Kristin Cumming (Actor) .. Becky
Signy Coleman (Actor) .. Amy
Born: July 04, 1960
Charlotte Rae (Actor)
Born: April 22, 1926
Died: August 05, 2018
Birthplace: Milwaukee, Wisconsin, United States
Trivia: Even as a teenaged performer with the Shorewood Players, a Milwaukee community-theatre group, Charlotte Rae thrived in playing characters much older than herself. Example: at 16, Charlotte starred as Dolly Gallegher Levi in a Shorewood production of Thornton Wilder's The Merchant of Yonkers (her 28-year-old "Horace Vandergelder" was future Broadway director Morton DaCosta).

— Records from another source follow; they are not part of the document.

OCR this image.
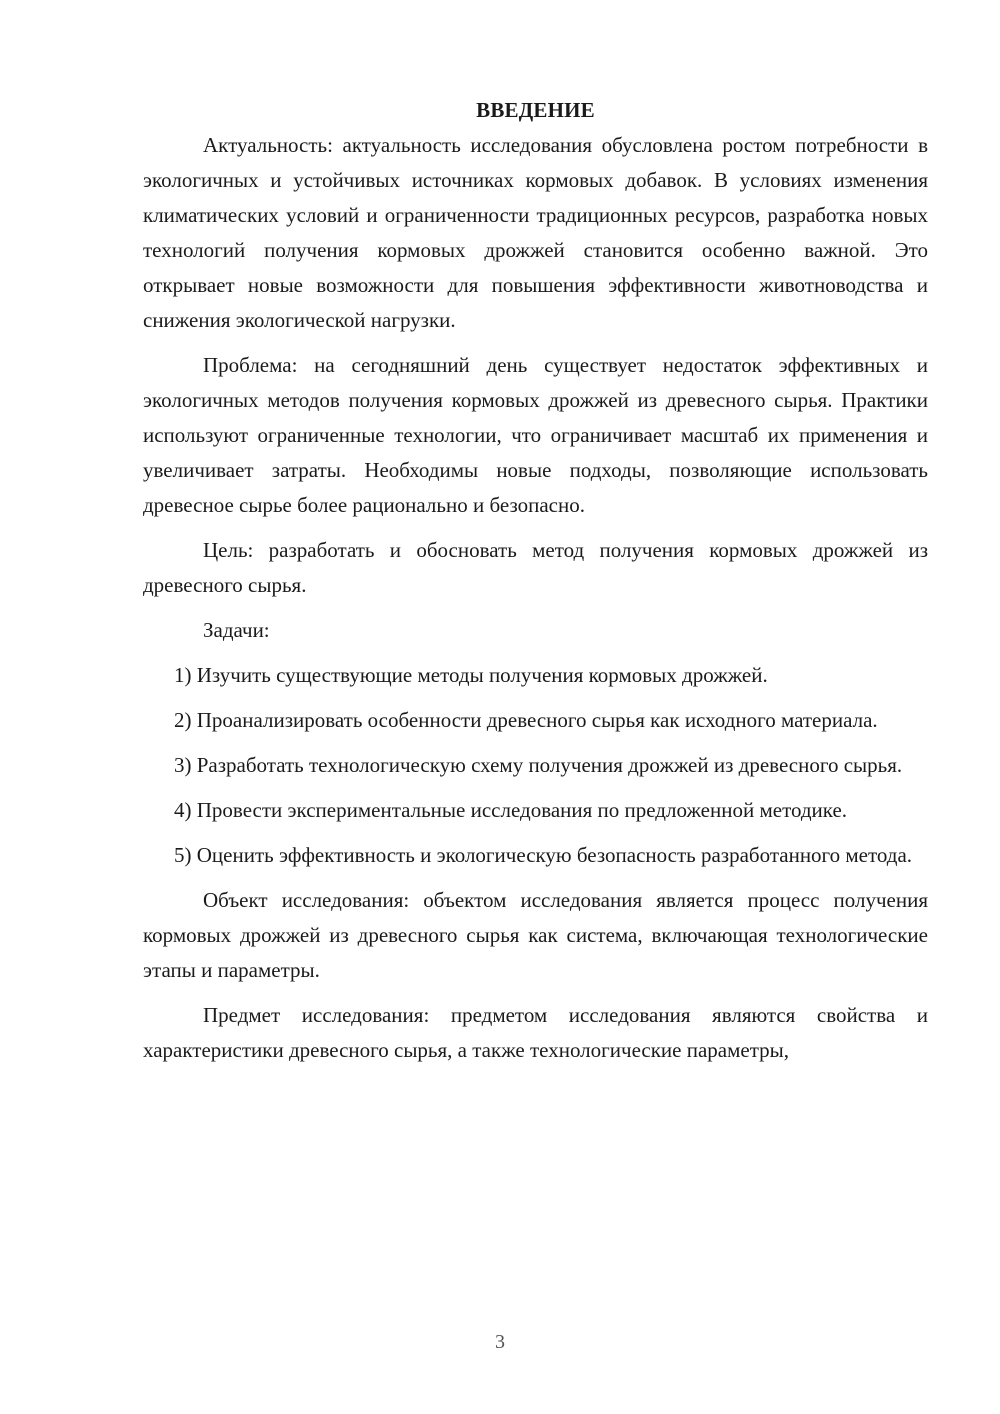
ВВЕДЕНИЕ

Актуальность: актуальность исследования обусловлена ростом потребности в экологичных и устойчивых источниках кормовых добавок. В условиях изменения климатических условий и ограниченности традиционных ресурсов, разработка новых технологий получения кормовых дрожжей становится особенно важной. Это открывает новые возможности для повышения эффективности животноводства и снижения экологической нагрузки.

Проблема: на сегодняшний день существует недостаток эффективных и экологичных методов получения кормовых дрожжей из древесного сырья. Практики используют ограниченные технологии, что ограничивает масштаб их применения и увеличивает затраты. Необходимы новые подходы, позволяющие использовать древесное сырье более рационально и безопасно.

Цель: разработать и обосновать метод получения кормовых дрожжей из древесного сырья.

Задачи:

1) Изучить существующие методы получения кормовых дрожжей.

2) Проанализировать особенности древесного сырья как исходного материала.

3) Разработать технологическую схему получения дрожжей из древесного сырья.

4) Провести экспериментальные исследования по предложенной методике.

5) Оценить эффективность и экологическую безопасность разработанного метода.

Объект исследования: объектом исследования является процесс получения кормовых дрожжей из древесного сырья как система, включающая технологические этапы и параметры.

Предмет исследования: предметом исследования являются свойства и характеристики древесного сырья, а также технологические параметры,

3
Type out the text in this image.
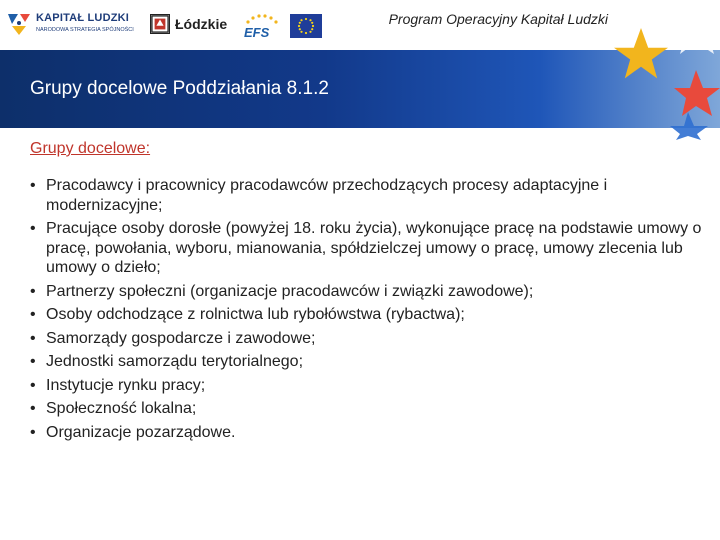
KAPITAŁ LUDZKI
NARODOWA STRATEGIA SPÓJNOŚCI	Łódzkie
EFS
Program Operacyjny Kapitał Ludzki
Grupy docelowe Poddziałania 8.1.2
Grupy docelowe:
• Pracodawcy i pracownicy pracodawców przechodzących procesy adaptacyjne i modernizacyjne;
• Pracujące osoby dorosłe (powyżej 18. roku życia), wykonujące pracę na podstawie umowy o pracę, powołania, wyboru, mianowania, spółdzielczej umowy o pracę, umowy zlecenia lub umowy o dzieło;
• Partnerzy społeczni (organizacje pracodawców i związki zawodowe);
• Osoby odchodzące z rolnictwa lub rybołówstwa (rybactwa);
• Samorządy gospodarcze i zawodowe;
• Jednostki samorządu terytorialnego;
• Instytucje rynku pracy;
• Społeczność lokalna;
• Organizacje pozarządowe.
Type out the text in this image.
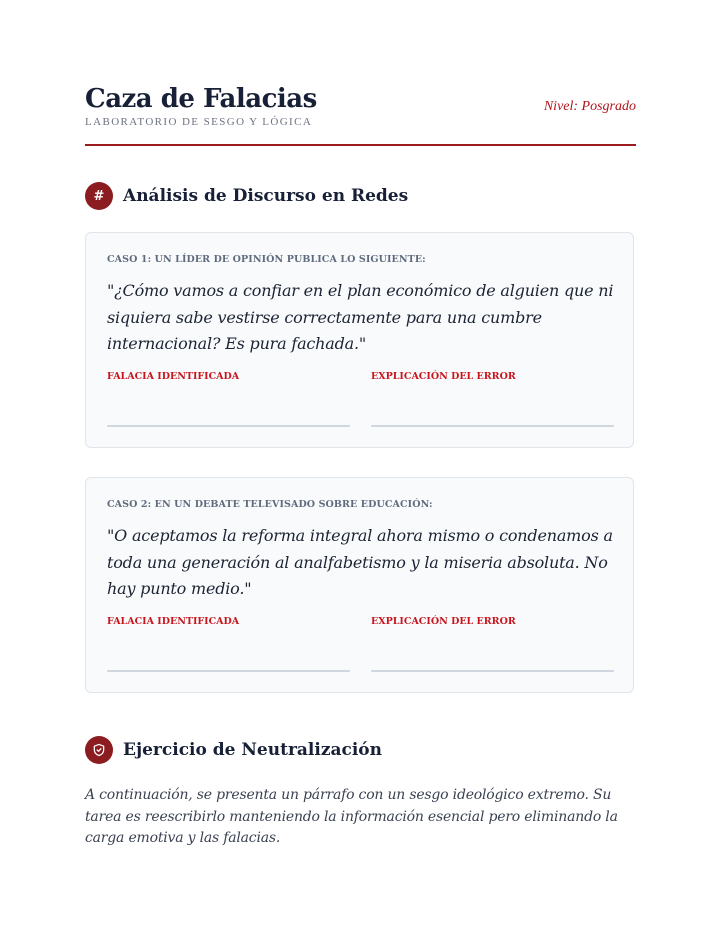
Caza de Falacias
LABORATORIO DE SESGO Y LÓGICA
Nivel: Posgrado
# Análisis de Discurso en Redes
CASO 1: UN LÍDER DE OPINIÓN PUBLICA LO SIGUIENTE:
"¿Cómo vamos a confiar en el plan económico de alguien que ni siquiera sabe vestirse correctamente para una cumbre internacional? Es pura fachada."
FALACIA IDENTIFICADA	EXPLICACIÓN DEL ERROR
CASO 2: EN UN DEBATE TELEVISADO SOBRE EDUCACIÓN:
"O aceptamos la reforma integral ahora mismo o condenamos a toda una generación al analfabetismo y la miseria absoluta. No hay punto medio."
FALACIA IDENTIFICADA	EXPLICACIÓN DEL ERROR
Ejercicio de Neutralización

A continuación, se presenta un párrafo con un sesgo ideológico extremo. Su tarea es reescribirlo manteniendo la información esencial pero eliminando la carga emotiva y las falacias.
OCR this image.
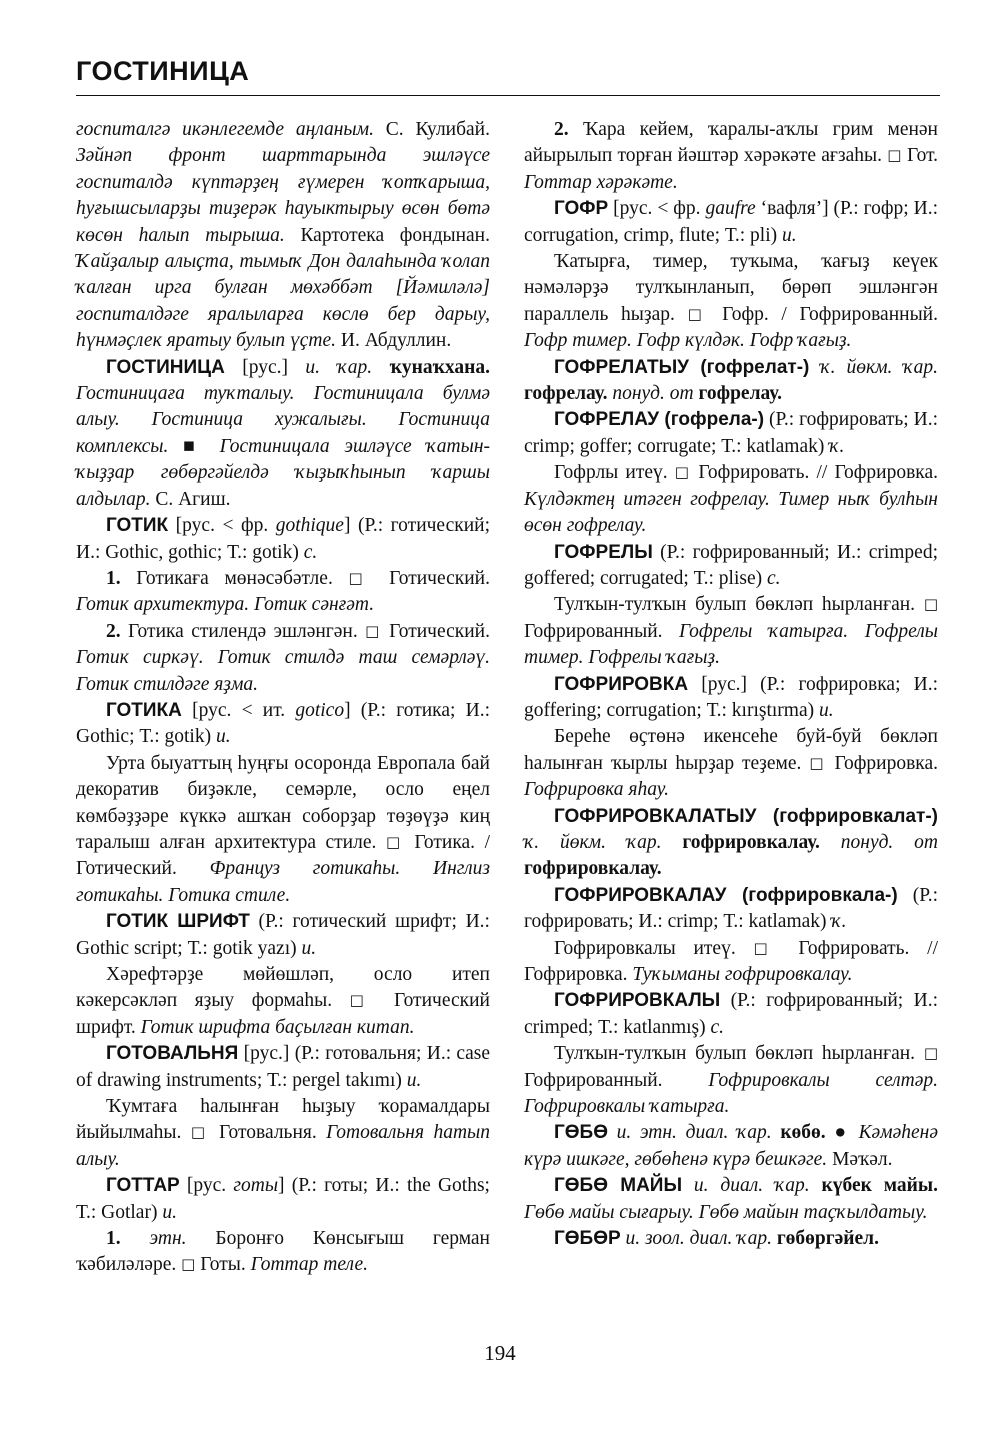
ГОСТИНИЦА

госпиталгә икәнлегемде аңланым. С. Кулибай. Зәйнәп фронт шарттарында эшләүсе госпиталдә күптәрҙең ғүмерен ҡотҡарыша, һуғышсыларҙы тиҙерәк һауыктырыу өсөн бөтә көсөн һалып тырыша. Картотека фондынан. Ҡайҙалыр алыҫта, тымыҡ Дон далаһында ҡолап ҡалған ирга булған мөхәббәт [Йәмиләлә] госпиталдәге яралыларға көслө бер дарыу, һүнмәҫлек яратыу булып үҫте. И. Абдуллин.

ГОСТИНИЦА [рус.] и. ҡар. ҡунаҡхана. Гостиницаға туҡталыу. Гостиницала булмә алыу. Гостиница хужалығы. Гостиница комплексы. ■ Гостиницала эшләүсе ҡатын-ҡыҙҙар гөбөргәйелдә ҡыҙыҡһынып ҡаршы алдылар. С. Агиш.

ГОТИК [рус. < фр. gothique] (Р.: готический; И.: Gothic, gothic; Т.: gotik) с.

1. Готикаға мөнәсәбәтле. □ Готический. Готик архитектура. Готик сәнғәт.

2. Готика стилендә эшләнгән. □ Готический. Готик сиркәү. Готик стилдә таш семәрләү. Готик стилдәге яҙма.

ГОТИКА [рус. < ит. gotico] (Р.: готика; И.: Gothic; Т.: gotik) и.

Урта быуаттың һуңғы осоронда Европала бай декоратив биҙәкле, семәрле, осло еңел көмбәҙҙәре күккә ашҡан соборҙар төҙөүҙә киң таралыш алған архитектура стиле. □ Готика. / Готический. Француз готикаһы. Инглиз готикаһы. Готика стиле.

ГОТИК ШРИФТ (Р.: готический шрифт; И.: Gothic script; Т.: gotik yazı) и.

Хәрефтәрҙе мөйөшләп, осло итеп кәкерсәкләп яҙыу формаһы. □ Готический шрифт. Готик шрифта баҫылған китап.

ГОТОВАЛЬНЯ [рус.] (Р.: готовальня; И.: case of drawing instruments; Т.: pergel takımı) и.

Ҡумтаға һалынған һыҙыу ҡорамалдары йыйылмаһы. □ Готовальня. Готовальня һатып алыу.

ГОТТАР [рус. готы] (Р.: готы; И.: the Goths; Т.: Gotlar) и.

1. этн. Боронғо Көнсығыш герман ҡәбиләләре. □ Готы. Готтар теле.

2. Ҡара кейем, ҡаралы-аҡлы грим менән айырылып торған йәштәр хәрәкәте ағзаһы. □ Гот. Готтар хәрәкәте.

ГОФР [рус. < фр. gaufre ‘вафля’] (Р.: гофр; И.: corrugation, crimp, flute; Т.: pli) и.

Ҡатырға, тимер, туҡыма, ҡағыҙ кеүек нәмәләрҙә тулҡынланып, бөрөп эшләнгән параллель һыҙар. □ Гофр. / Гофрированный. Гофр тимер. Гофр күлдәк. Гофр ҡағыҙ.

ГОФРЕЛАТЫУ (гофрелат-) ҡ. йөкм. ҡар. гофрелау. понуд. от гофрелау.

ГОФРЕЛАУ (гофрела-) (Р.: гофрировать; И.: crimp; goffer; corrugate; Т.: katlamak) ҡ.

Гофрлы итеү. □ Гофрировать. // Гофрировка. Күлдәктең итәген гофрелау. Тимер ныҡ булһын өсөн гофрелау.

ГОФРЕЛЫ (Р.: гофрированный; И.: crimped; goffered; corrugated; Т.: plise) с.

Тулҡын-тулҡын булып бөкләп һырланған. □ Гофрированный. Гофрелы ҡатырға. Гофрелы тимер. Гофрелы ҡағыҙ.

ГОФРИРОВКА [рус.] (Р.: гофрировка; И.: goffering; corrugation; Т.: kırıştırma) и.

Береһе өҫтөнә икенсеһе буй-буй бөкләп һалынған ҡырлы һырҙар теҙеме. □ Гофрировка. Гофрировка яһау.

ГОФРИРОВКАЛАТЫУ (гофрировкалат-) ҡ. йөкм. ҡар. гофрировкалау. понуд. от гофрировкалау.

ГОФРИРОВКАЛАУ (гофрировкала-) (Р.: гофрировать; И.: crimp; Т.: katlamak) ҡ.

Гофрировкалы итеү. □ Гофрировать. // Гофрировка. Туҡыманы гофрировкалау.

ГОФРИРОВКАЛЫ (Р.: гофрированный; И.: crimped; Т.: katlanmış) с.

Тулҡын-тулҡын булып бөкләп һырланған. □ Гофрированный. Гофрировкалы селтәр. Гофрировкалы ҡатырға.

ГӨБӨ и. этн. диал. ҡар. көбө. ● Кәмәһенә күрә ишкәге, гөбөһенә күрә бешкәге. Мәҡәл.

ГӨБӨ МАЙЫ и. диал. ҡар. күбек майы. Гөбө майы сығарыу. Гөбө майын таҫҡылдатыу.

ГӨБӨР и. зоол. диал. ҡар. гөбөргәйел.

194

Following graduation from Northwestern University, Rae made her Broadway bow in 1952's Three Wishes for Jamie. The following year, she scored a hit as Mrs. Peachum in the long-running off-Broadway revival of Brecht and Kurt Weill's Threepenny Opera, and within three years she was portraying the ancient, wizened Mammy Yokum in Li'l Abner. She was a favorite of TV producer Nat Hiken, who hired her for several guest spots on The Phil Silvers Show. In 1961, Hiken cast the 35-year-old Charlotte as middle-aged hausfrau Sylvia Schnauzer, virago wife of officer Leo Schnauzer (played by fiftyish Al Lewis) on Car 54, Where are You? Rae's other TV series credits include the 1950s daytime drama From These Roots, the 1975 Norman Lear sitcom Hot L Baltimore and the 1976 Summer replacement The Rich Little Show. In 1978, Rae was cast as flibbertigibbet housekeeper Mrs. Garrett on the Gary Coleman series Diff'rent Strokes; the character struck such a responsive chord with audiences that she was spun off into her own starring sitcom The Facts of Life, in 1986. Rae remained with Facts as Mrs. Garrett until 1986, by which time she had been nominated for two Emmies (she has also received Obie and Tony nominations; an actual win is long overdue). More recently, Charlotte has provided voices for such animated offerings as Tom and Jerry: The Movie (1993) and TV's Itsy Bitsy Spider. An off-and-on nightclub and revue performer, Charlotte Rae took her one-woman "Broadway highlights" show on the road in 1994. Rae would continue to act in the decades to come, providing the voice of Nanny on the 101 Dalmations animated series, and appearing in films like You Don't Mess with the Zohan.